Le recenti proteste e la giornata internazionale

Il simbolo delle nuove proteste, iniziate nell’ultimo mese, incredibilmente vicini al 25 novembre, giornata internazionale contro la violenza sulle donne, è una poesia di Cristina Torres Cáceres, scritta nel 2011 per denunciare le violenze nei confronti del genere femminile e che è oggi più attuale che mai.


Se domani non rispondo alle tue chiamate, mamma.

Se non ti dico che vengo a cena. 

Se domani, il taxi non appare.

Forse sono avvolta nelle lenzuola di un hotel, su una strada o in una borsa nera.

Forse sono in una valigia o mi sono persa sulla spiaggia.

Non aver paura, mamma, se vedi che sono stata pugnalata.

Non gridare quando vedi che mi hanno trascinata.

Mamma, non piangere se scopri che mi hanno impalata.

Ti diranno che sono stata io, che non ho urlato, che erano i miei vestiti, l'alcool nel sangue.

Ti diranno che era giusto, che ero da sola.

Che il mio ex psicopatico avesse delle ragioni, che ero infedele, che ero una puttana.

Ti diranno che ho vissuto, mamma, che ho osato volare molto in alto in un mondo senza aria.

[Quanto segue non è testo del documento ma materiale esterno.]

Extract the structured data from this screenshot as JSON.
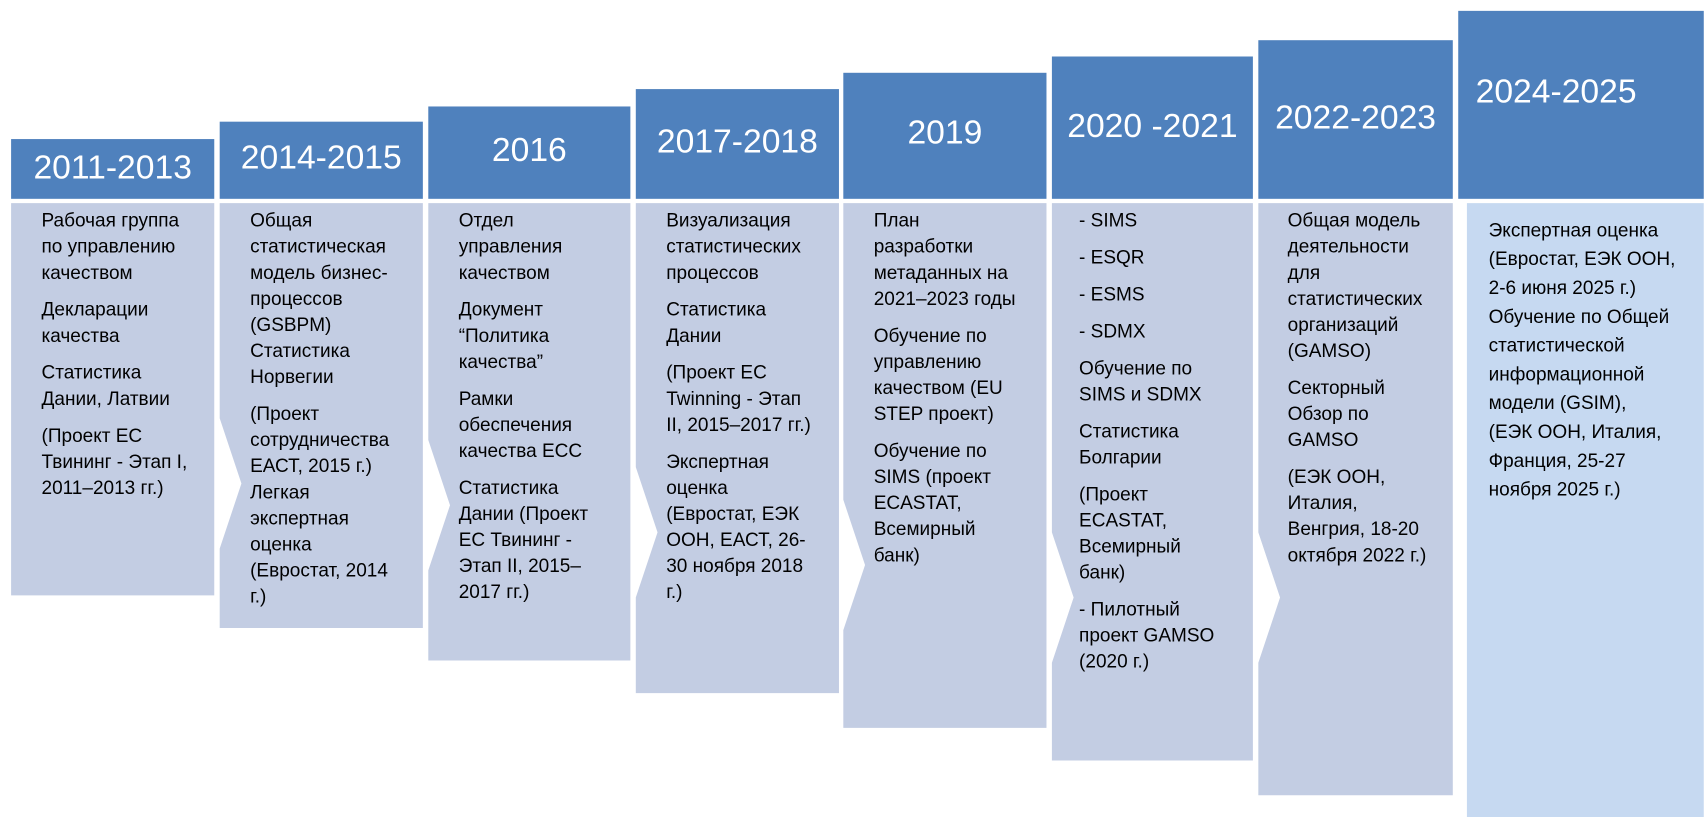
{
  "columns": [
    {
      "period": "2011-2013",
      "paragraphs": [
        [
          "Рабочая группа",
          "по управлению",
          "качеством"
        ],
        [
          "Декларации",
          "качества"
        ],
        [
          "Статистика",
          "Дании, Латвии"
        ],
        [
          "(Проект ЕС",
          "Твининг - Этап I,",
          "2011–2013 гг.)"
        ]
      ]
    },
    {
      "period": "2014-2015",
      "paragraphs": [
        [
          "Общая",
          "статистическая",
          "модель бизнес-",
          "процессов",
          "(GSBPM)",
          "Статистика",
          "Норвегии"
        ],
        [
          "(Проект",
          "сотрудничества",
          "ЕАСТ, 2015 г.)",
          "Легкая",
          "экспертная",
          "оценка",
          "(Евростат, 2014",
          "г.)"
        ]
      ]
    },
    {
      "period": "2016",
      "paragraphs": [
        [
          "Отдел",
          "управления",
          "качеством"
        ],
        [
          "Документ",
          "“Политика",
          "качества”"
        ],
        [
          "Рамки",
          "обеспечения",
          "качества ЕСС"
        ],
        [
          "Статистика",
          "Дании (Проект",
          "ЕС Твининг -",
          "Этап  II, 2015–",
          "2017 гг.)"
        ]
      ]
    },
    {
      "period": "2017-2018",
      "paragraphs": [
        [
          "Визуализация",
          "статистических",
          "процессов"
        ],
        [
          "Статистика",
          "Дании"
        ],
        [
          "(Проект ЕС",
          "Twinning - Этап",
          "II, 2015–2017 гг.)"
        ],
        [
          "Экспертная",
          "оценка",
          "(Евростат, ЕЭК",
          "ООН, ЕАСТ, 26-",
          "30 ноября 2018",
          "г.)"
        ]
      ]
    },
    {
      "period": "2019",
      "paragraphs": [
        [
          "План",
          "разработки",
          "метаданных на",
          "2021–2023 годы"
        ],
        [
          "Обучение по",
          "управлению",
          "качеством (EU",
          "STEP проект)"
        ],
        [
          "Обучение по",
          "SIMS (проект",
          "ECASTAT,",
          "Всемирный",
          "банк)"
        ]
      ]
    },
    {
      "period": "2020 -2021",
      "paragraphs": [
        [
          "- SIMS"
        ],
        [
          "- ESQR"
        ],
        [
          "- ESMS"
        ],
        [
          "- SDMX"
        ],
        [
          "Обучение по",
          "SIMS и SDMX"
        ],
        [
          "Статистика",
          "Болгарии"
        ],
        [
          "(Проект",
          "ECASTAT,",
          "Всемирный",
          "банк)"
        ],
        [
          "- Пилотный",
          "проект GAMSO",
          "(2020 г.)"
        ]
      ]
    },
    {
      "period": "2022-2023",
      "paragraphs": [
        [
          "Общая модель",
          "деятельности",
          "для",
          "статистических",
          "организаций",
          "(GAMSO)"
        ],
        [
          "Секторный",
          "Обзор по",
          "GAMSO"
        ],
        [
          "(ЕЭК ООН,",
          "Италия,",
          "Венгрия, 18-20",
          "октября 2022 г.)"
        ]
      ]
    },
    {
      "period": "2024-2025",
      "paragraphs": [
        [
          "Экспертная оценка",
          "(Евростат, ЕЭК ООН,",
          "2-6 июня 2025 г.)",
          "Обучение по Общей",
          "статистической",
          "информационной",
          "модели (GSIM),",
          "(ЕЭК ООН, Италия,",
          "Франция, 25-27",
          "ноября 2025 г.)"
        ]
      ]
    }
  ]
}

Lo giuro, mamma, sono morta combattendo.

Lo giuro, mia cara mamma, ho urlato forte così come volavo alto.

Ti ricorderai di me, mamma, saprai che sono stata io a rovinarlo quando avrai di fronte tutti quelli che urleranno il mio nome.

Perché lo so, mamma, non ti fermerai.

Ma, per quello che vuoi di più, non legare mia sorella.

Non rinchiudere le mie cugine, non privare le tue nipoti.

Non è colpa tua, mamma, non è stata nemmeno mia.

Sono loro, saranno sempre loro.

Combatti per le loro ali, quelle ali che mi tagliarono.

Combatti per loro, che possano essere libere di volare più in alto di me.

Combatti per urlare più forte di me.

Possano vivere senza paura, mamma, proprio come ho vissuto io.

Mamma, non piangere le mie ceneri.

Se domani sono io, mamma, se non torno domani, distruggi tutto.

Se domani tocca a me, voglio essere l'ultima.